C’est l’histoire d’un homme que l’on sent fatigué, brisé, qui quitte Paris et sa famille, direction la province, un nouveau cadre, de nouveaux paysages, un centre. Toutes les personnes qu’il croise à ce centre sont malades. Ils aimeraient guérir. Leur maladie a un nom : l’alcool.

Il faut voir Francois Cluzet porter frénétiquement des verres pleins jusqu’à ses lèvres, et les vider comme un bébé le ferait de son biberon. Comme lors de cette scène où il se réveille en pleine nuit, quittant le lit conjugual pour se rendre directement au réfrigérateur où une bouteille de vin blanc bien frais l’attend.

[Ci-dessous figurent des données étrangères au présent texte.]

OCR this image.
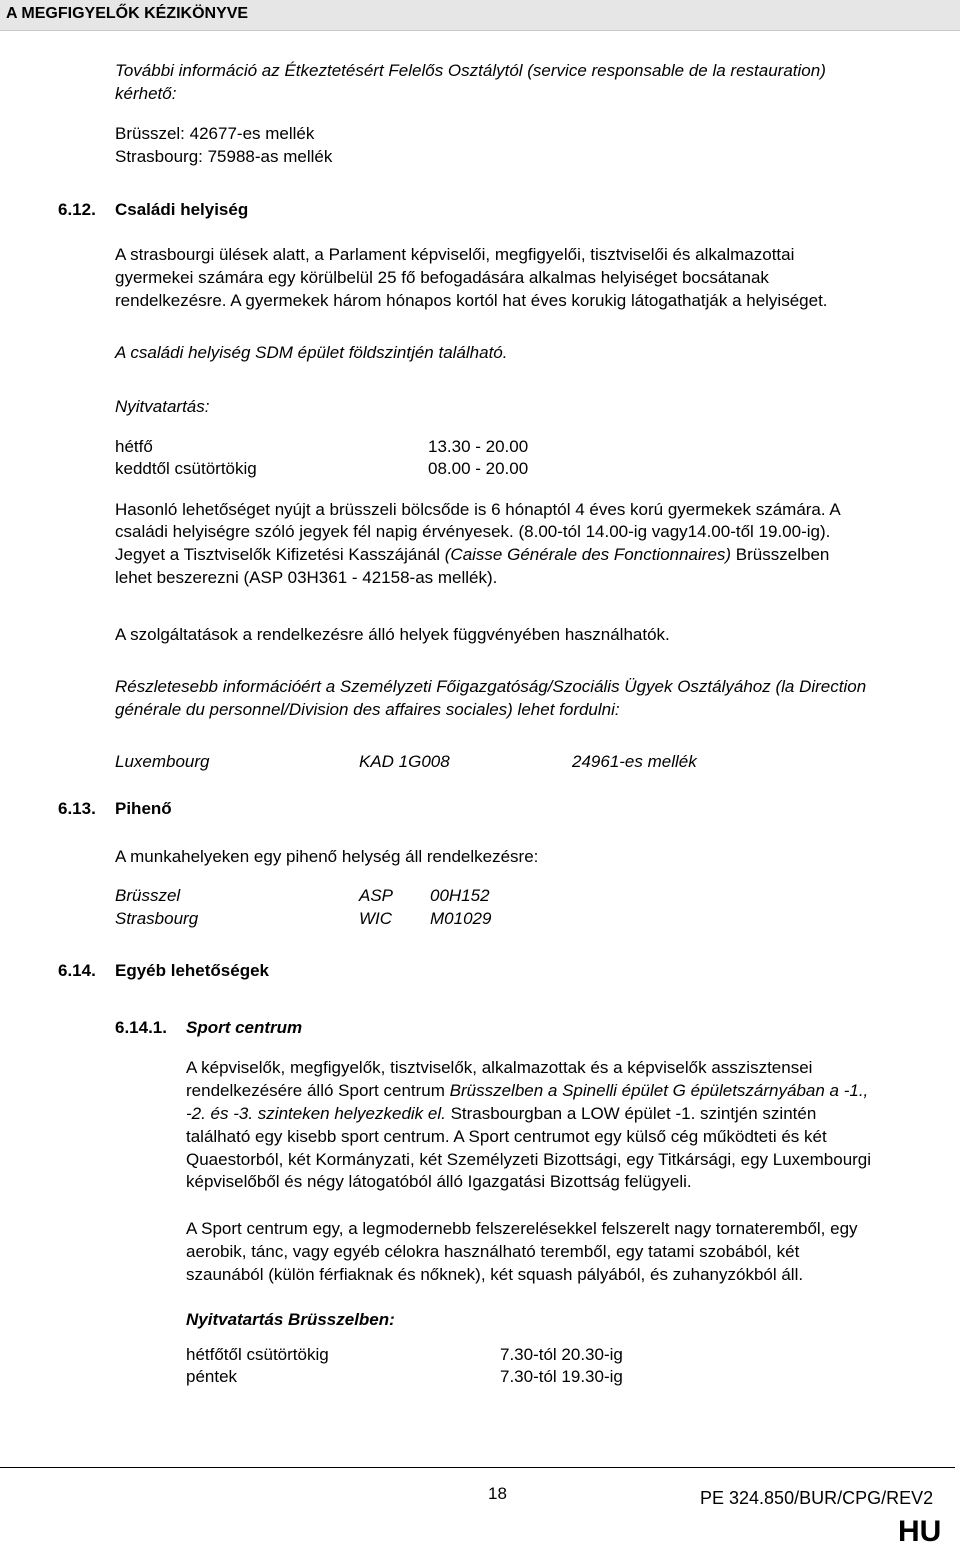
A MEGFIGYELŐK KÉZIKÖNYVE
További információ az Étkeztetésért Felelős Osztálytól (service responsable de la restauration)
kérhető:
Brüsszel: 42677-es mellék
Strasbourg: 75988-as mellék
6.12. Családi helyiség
A strasbourgi ülések alatt, a Parlament képviselői, megfigyelői, tisztviselői és alkalmazottai
gyermekei számára egy körülbelül 25 fő befogadására alkalmas helyiséget bocsátanak
rendelkezésre. A gyermekek három hónapos kortól hat éves korukig látogathatják a helyiséget.
A családi helyiség SDM épület földszintjén található.
Nyitvatartás:
hétfő	13.30 - 20.00
keddtől csütörtökig	08.00 - 20.00
Hasonló lehetőséget nyújt a brüsszeli bölcsőde is 6 hónaptól 4 éves korú gyermekek számára. A
családi helyiségre szóló jegyek fél napig érvényesek. (8.00-tól 14.00-ig vagy14.00-től 19.00-ig).
Jegyet a Tisztviselők Kifizetési Kasszájánál (Caisse Générale des Fonctionnaires) Brüsszelben
lehet beszerezni (ASP 03H361 - 42158-as mellék).
A szolgáltatások a rendelkezésre álló helyek függvényében használhatók.
Részletesebb információért a Személyzeti Főigazgatóság/Szociális Ügyek Osztályához (la Direction
générale du personnel/Division des affaires sociales) lehet fordulni:
Luxembourg	KAD 1G008	24961-es mellék
6.13. Pihenő
A munkahelyeken egy pihenő helység áll rendelkezésre:
Brüsszel	ASP 00H152
Strasbourg	WIC M01029
6.14. Egyéb lehetőségek
6.14.1. Sport centrum
A képviselők, megfigyelők, tisztviselők, alkalmazottak és a képviselők asszisztensei
rendelkezésére álló Sport centrum Brüsszelben a Spinelli épület G épületszárnyában a -1.,
-2. és -3. szinteken helyezkedik el. Strasbourgban a LOW épület -1. szintjén szintén
található egy kisebb sport centrum. A Sport centrumot egy külső cég működteti és két
Quaestorból, két Kormányzati, két Személyzeti Bizottsági, egy Titkársági, egy Luxembourgi
képviselőből és négy látogatóból álló Igazgatási Bizottság felügyeli.
A Sport centrum egy, a legmodernebb felszerelésekkel felszerelt nagy tornateremből, egy
aerobik, tánc, vagy egyéb célokra használható teremből, egy tatami szobából, két
szaunából (külön férfiaknak és nőknek), két squash pályából, és zuhanyzókból áll.
Nyitvatartás Brüsszelben:
hétfőtől csütörtökig	7.30-tól 20.30-ig
péntek	7.30-tól 19.30-ig
18	PE 324.850/BUR/CPG/REV2
HU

Cet homme qui ne sait comment disparaître ou alors, peut-être, comment lutter, tout simplement, ou encore comment se réapproprier son corps qui s’échappe, comment récupérer un souffle vital qui est parti depuis longtemps, éparpillé aux quatre coins du monde, lui le journaliste, l’ex bon-vivant. Où en est-il, cet homme ? Pourquoi ce besoin de noyer son insécurité, son impuissance, son perfectionnisme, ses idéaux inassouvis ?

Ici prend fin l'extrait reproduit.